Eski Yargıtay Cumhuriyet Başsavcısı Sabih Kanadoğlu’nun Cumhurbaşkanı Erdoğan’ın yeniden adaylığıyla ilgili sözlerini de değerlendiren Yazıcı, 2007 yılında Anayasa kurallarını başkalaştırmak, o günkü ortamdan da faydalanmak suretiyle 367 krizine yol açan Kanadoğlu’nun yorumlarına bağlı olarak Anayasa Mahkemesinin de yanlış yorumlamasıyla Türkiye’nin büyük bedeller ödediğini kaydetti.
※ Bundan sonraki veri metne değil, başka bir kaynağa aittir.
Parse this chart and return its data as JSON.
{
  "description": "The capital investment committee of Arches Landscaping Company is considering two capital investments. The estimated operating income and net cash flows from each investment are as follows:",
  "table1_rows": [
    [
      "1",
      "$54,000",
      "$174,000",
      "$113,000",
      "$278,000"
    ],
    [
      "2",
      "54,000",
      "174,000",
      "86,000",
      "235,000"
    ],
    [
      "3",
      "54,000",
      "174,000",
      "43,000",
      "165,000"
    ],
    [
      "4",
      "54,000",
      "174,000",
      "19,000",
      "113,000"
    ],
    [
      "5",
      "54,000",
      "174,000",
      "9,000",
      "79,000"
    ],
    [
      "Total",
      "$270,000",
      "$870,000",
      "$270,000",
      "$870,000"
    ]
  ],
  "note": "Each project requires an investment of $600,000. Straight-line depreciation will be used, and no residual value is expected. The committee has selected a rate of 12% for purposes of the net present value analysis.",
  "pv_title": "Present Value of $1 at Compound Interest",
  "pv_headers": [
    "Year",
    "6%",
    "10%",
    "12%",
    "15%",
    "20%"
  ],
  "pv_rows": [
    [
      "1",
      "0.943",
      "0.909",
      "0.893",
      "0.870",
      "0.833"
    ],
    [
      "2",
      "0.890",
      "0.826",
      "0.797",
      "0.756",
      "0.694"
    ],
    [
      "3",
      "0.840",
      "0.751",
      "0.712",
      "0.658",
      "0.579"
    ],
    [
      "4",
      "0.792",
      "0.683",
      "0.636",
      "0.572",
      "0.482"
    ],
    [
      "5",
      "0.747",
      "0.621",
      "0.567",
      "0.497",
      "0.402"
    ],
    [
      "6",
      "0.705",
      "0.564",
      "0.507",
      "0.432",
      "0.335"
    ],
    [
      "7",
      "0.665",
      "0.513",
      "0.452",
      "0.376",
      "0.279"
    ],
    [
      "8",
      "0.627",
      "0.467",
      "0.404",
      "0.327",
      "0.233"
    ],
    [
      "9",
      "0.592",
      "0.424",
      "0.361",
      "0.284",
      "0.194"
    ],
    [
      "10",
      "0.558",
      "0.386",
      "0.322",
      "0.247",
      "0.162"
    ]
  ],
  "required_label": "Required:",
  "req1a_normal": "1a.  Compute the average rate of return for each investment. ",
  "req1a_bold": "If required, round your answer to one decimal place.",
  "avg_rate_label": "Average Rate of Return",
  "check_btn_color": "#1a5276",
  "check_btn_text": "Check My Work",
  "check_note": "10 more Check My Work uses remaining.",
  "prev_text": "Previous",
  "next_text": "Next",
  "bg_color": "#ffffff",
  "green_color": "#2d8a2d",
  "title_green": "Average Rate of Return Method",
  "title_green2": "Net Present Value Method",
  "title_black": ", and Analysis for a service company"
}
Türkiye’de pozitif kuralların açık ve net olduğunu, neyin nasıl yapılacağı, kimlerin nasıl aday olacağının tartışmaya yer vermeyecek netlikte açıklandığını ve yürürlükte olduğunu belirten Yazıcı, anayasanın değişmesinin ardından seçimin yeni anayasaya göre yapıldığına dikkati çekti. Yazıcı, Cumhurbaşkanı Erdoğan’ın adaylığı konusunda herhangi bir kuşkunun bulunmadığını belirtti. Yazıcı, şu değerlendirmede bulundu:
“Cumhurbaşkanı seçimini bir savaşa benzetip, mühimmatları bitti herhalde, yeni yakıt peşinde koşuyorlar. Yani çok ilginç bir şey. Bu konuda kesinlikle çok içtenlikle ve samimiyetle ifade ediyorum, duraksamaya yol açacak kuşkuyu haklı gösterecek herhangi bir sorun söz konusu değildir.”
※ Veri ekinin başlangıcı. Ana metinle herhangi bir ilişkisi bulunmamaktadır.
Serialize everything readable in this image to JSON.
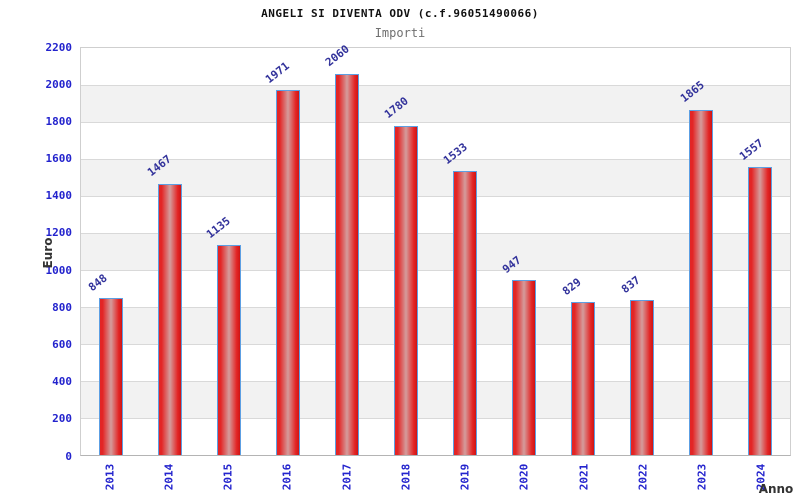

Eski anayasaya göre cumhurbaşkanının adaylığı, seçim şekli, görev süresine ilişkin düzenlemeyi içeren 101’inci madde ve yine aynı konuları içeren 102’nci maddenin tamamen yürürlükten kaldırılması, bu maddelerin mezcedilmesi yoluyla 101’inci madde altında anayasal düzeyde konunun yeniden düzenlendiğini anımsatan Yazıcı, şunları kaydetti:
“Bu yeni düzenleme varken ortadan kalkmış bir kanunun geçerli olup uygulama sonuçları doğurduğundan söz edilebilir mi? Yeni düzenleme, 2017 referandumuyla halkımız tarafından onaylanmış, yürürlüğe girmiş ve bu düzenlemeye göre de cumhurbaşkanı 5’er yıllık dönemlerle iki dönem seçilebilir. Meclis yenileme yaparsa son dönemde bir dönem daha uzar. Böyle bir düzenleme var. Dolayısıyla Cumhurbaşkanı’mız bir dönem bu Anayasaya göre seçime girmiş, Cumhurbaşkanı görevini üstlenmiştir. Haziran 2023’te yapılacak seçimde, bu açıdan adaylığı konusunda herhangi bir sorun söz konusu değildir. Mesele bu kadar net ve açık. Yorum yok burada. Burada yorum yapmak sadece insanların, seçmen kitlesinin kafasını karıştırmaya dönüktür, bu amaçla yapılan teşevvüş etmiş kafaların eseridir.”